Ok, a small project is close to being complete. The project is called Err-Text, and is one of my first ventures into analyzing and modifying text. The idea is to take text, and then apply styles to it (e.g. Common-Grammar-Mistakes, Misspellings, 4Chan, Orcish, Rabellesian, etc.) to generate new text. The original project motivation was to create a sort of more advanced Dis-Emvoweler, where you could degrade text in more subtle and perhaps more fitting ways than just removing the vowels. I thought it could be useful for forum moderators or possibly people with terrible senses of humor like myself. As I worked on it though I've also enjoyed adding styles which are more humerous or possibly interesting or improving of the original text.

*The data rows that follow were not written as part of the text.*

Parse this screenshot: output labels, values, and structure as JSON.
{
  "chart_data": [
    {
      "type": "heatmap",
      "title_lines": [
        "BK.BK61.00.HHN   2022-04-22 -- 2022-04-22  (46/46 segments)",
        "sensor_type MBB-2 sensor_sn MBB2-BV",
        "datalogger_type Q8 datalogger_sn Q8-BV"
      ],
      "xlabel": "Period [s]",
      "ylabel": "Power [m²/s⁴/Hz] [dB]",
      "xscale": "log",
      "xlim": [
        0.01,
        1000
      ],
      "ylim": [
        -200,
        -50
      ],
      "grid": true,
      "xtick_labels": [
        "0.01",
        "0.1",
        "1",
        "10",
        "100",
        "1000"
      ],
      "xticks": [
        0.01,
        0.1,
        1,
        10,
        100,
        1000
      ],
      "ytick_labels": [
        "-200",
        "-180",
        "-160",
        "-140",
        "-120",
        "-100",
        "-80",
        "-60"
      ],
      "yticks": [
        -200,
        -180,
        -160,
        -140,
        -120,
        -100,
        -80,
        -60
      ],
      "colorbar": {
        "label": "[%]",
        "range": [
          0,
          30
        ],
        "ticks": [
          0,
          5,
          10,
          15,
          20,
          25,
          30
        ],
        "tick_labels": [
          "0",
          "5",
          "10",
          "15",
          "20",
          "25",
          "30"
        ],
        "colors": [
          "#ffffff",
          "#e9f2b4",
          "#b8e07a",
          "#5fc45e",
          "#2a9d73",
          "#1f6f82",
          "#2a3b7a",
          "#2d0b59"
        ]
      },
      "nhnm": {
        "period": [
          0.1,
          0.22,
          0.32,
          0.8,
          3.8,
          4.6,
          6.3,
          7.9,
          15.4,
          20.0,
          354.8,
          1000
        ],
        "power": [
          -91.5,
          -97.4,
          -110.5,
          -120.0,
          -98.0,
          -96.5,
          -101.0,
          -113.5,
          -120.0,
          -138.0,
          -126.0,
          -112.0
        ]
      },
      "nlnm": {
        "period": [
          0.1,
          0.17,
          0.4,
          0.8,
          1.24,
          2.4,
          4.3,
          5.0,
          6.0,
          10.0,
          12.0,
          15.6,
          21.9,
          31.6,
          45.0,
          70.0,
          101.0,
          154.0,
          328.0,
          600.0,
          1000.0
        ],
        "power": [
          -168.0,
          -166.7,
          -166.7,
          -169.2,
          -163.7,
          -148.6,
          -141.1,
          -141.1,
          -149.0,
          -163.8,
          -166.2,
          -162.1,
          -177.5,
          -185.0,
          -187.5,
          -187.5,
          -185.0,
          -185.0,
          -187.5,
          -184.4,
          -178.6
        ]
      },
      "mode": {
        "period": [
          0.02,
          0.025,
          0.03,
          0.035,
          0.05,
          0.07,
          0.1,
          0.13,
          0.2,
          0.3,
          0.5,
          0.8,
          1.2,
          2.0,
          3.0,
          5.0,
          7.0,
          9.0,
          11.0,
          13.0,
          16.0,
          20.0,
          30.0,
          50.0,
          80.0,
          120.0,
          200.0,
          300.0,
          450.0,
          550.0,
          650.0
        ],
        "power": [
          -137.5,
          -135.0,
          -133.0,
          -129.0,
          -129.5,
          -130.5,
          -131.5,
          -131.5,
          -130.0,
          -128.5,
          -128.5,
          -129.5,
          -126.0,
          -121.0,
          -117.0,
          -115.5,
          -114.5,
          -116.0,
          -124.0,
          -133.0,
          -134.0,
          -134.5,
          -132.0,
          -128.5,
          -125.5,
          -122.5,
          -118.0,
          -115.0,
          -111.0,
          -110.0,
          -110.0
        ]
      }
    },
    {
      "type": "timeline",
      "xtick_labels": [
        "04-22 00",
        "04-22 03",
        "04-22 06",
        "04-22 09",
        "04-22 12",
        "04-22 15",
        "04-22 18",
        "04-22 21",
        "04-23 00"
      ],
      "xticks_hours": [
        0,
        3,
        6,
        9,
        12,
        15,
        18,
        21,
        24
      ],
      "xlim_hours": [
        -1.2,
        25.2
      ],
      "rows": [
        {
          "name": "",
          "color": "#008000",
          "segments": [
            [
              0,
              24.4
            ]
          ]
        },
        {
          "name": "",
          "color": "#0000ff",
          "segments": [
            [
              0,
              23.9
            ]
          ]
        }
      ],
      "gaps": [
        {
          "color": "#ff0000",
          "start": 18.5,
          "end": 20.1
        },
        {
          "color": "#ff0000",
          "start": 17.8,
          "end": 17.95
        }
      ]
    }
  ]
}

The project is really meant to be one of a pair; the second part will be Irr-Text, and will generate HP Lovecraft/Necronomicon like texts, similar to the ones found in Annihilation. Hopefully the second part will go faster.

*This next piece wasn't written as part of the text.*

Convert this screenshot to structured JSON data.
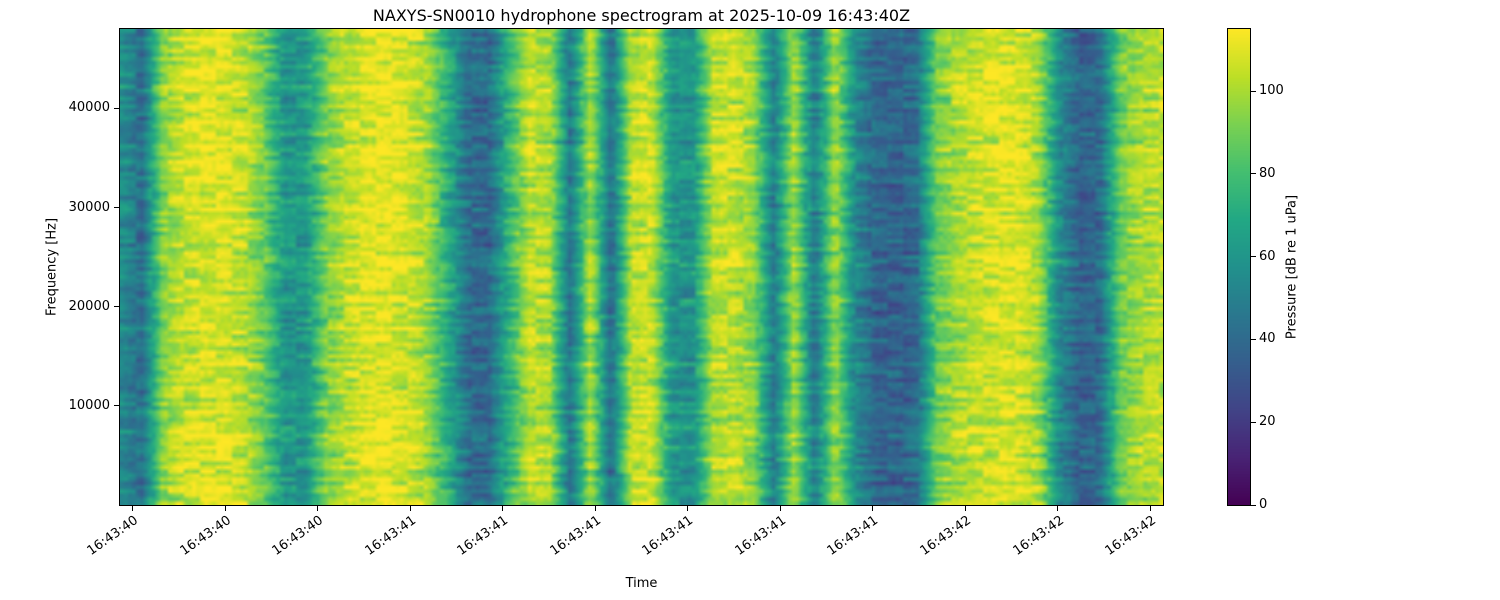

Oh yes, and everything is terrible. For some reason there aren't any good, simple dictionaries in C#, instead all they have are these massive NLP programs meant for your PhD research. I finally found a datafile in WordNet that I could read and use, but it's a long way from perfect. In some ways it has too little information (doesn't realize that "crushing" is a word, only that "crush" is a word), and in other ways too much (it says that "are" is a noun, since apparently "are" is a really obscure unit of measurement). (EDIT: ok, I'm an idiot, slightly different search terms produced a wealth of excellent dictionaries.)

And then there is Unity again. For a second time I tried using Unity to provide a web interface for my app, and for the second time it was a mistake. Unity doesn't let me highlight text changes like WinForms do, and it does not yet support .Net 4.0 (which was released years ago), and so I have to downgrade all of the utility libraries that I am using to support Err-Text. Oh, and the web-version doesn't allow the Serialization libraries, so that's another downgrade I had to put in place for the Utilities. Hmm, what else. I tried out another of the Unity GUI libraries, nGui, which is supposedly better. I bounced off of it though, as like a lot of the Unity stuff nGui is very WYSIWIG oriented rather than code-oriented. For instance, here is the absurd procedure that nGui usese to create a new button through code. I did at least get Visual Studio working with Unity, though I'm still not advanced enough to actually debug using Visual Studio. Instead I've been using logging statements to debug the GUI, like some mud-smeared tribesman.